Most recently, Christina worked as a legal associate and head of communications at an international legal partnership based in The Hague that specialises in on the ground international humanitarian and human rights law. She is a Thomson Reuter’s Foundation Trust Conference Scholar (2017), and was selected as one of HiiL Innovating Justice’s ‘Persons to Watch in 2018 for Justice Innovation.’
Fay and Lucy
BeDataDriven
Fay :
Fay has been working with BeDataDriven and ActivityInfo for the past year. Apart from various marketing activities, her work revolves around understanding what motivates the users of ActivityInfo and capturing the history of the software through their stories.
Lucy :
Lucy has been working for BeDataDriven on ActivityInfo since 2016 in multiple roles.
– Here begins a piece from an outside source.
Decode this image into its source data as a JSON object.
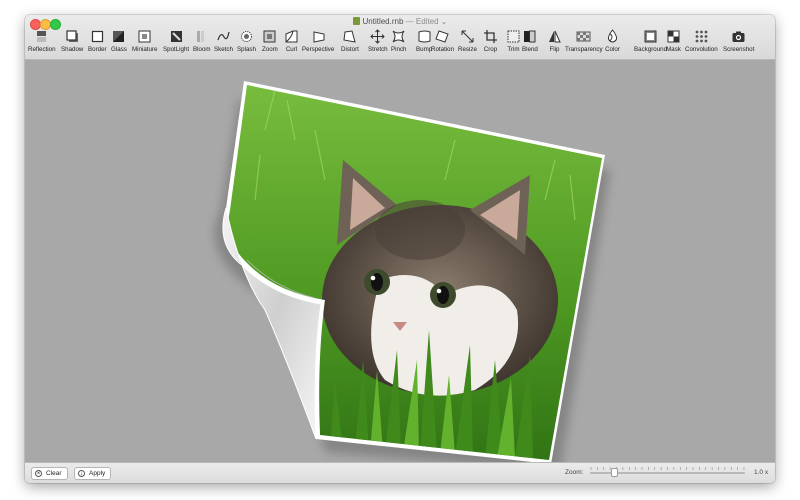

Currently, a Technical Support Engineer and Project Manager, she ensures that any issues with ActivityInfo or Projects improving the software, ranging from small improvements to complex features are followed up in a timely manner. Along side this she also provides support and trainings to NGOs and UN Organisations either via email, remotely or on-site.
Anjali Nayar
filmmaker technologist
Anjali Nayar is a Canadian filmmaker, multimedia storyteller and technologist.
Nayar’s most recent film, Silas premiered at the Toronto International Film Festival in September 2017. The film is about activists using smartphones to expose land grabbing and corruption in West Africa. Nayar’s feature directorial debut, Gun Runners, premiered at Toronto’s Hot Docs Canadian International Documentary Festival in May 2016 and was acquired by Netflix. The film follows two Kenyan warriors who trade in their AK-47s to pursue marathon running. Nayar is also directing Just A Band, a fractionally fictional documentary about an Afro-electric pop group that wants to go to space.
Beyond film, Nayar has written and filmed extensively for Nature, Reuters, the CBC News, the BBC, and NPR. Nayar has a Masters in Documentary from Columbia University Graduate School of Journalism, a Masters in Environmental Management from the University of Oxford, and a Graduate degree in space science from the International Space University. Nayar founded TIMBY (This Is My Backyard), a suite of digital tools that helps activists report, verify and tell stories safely.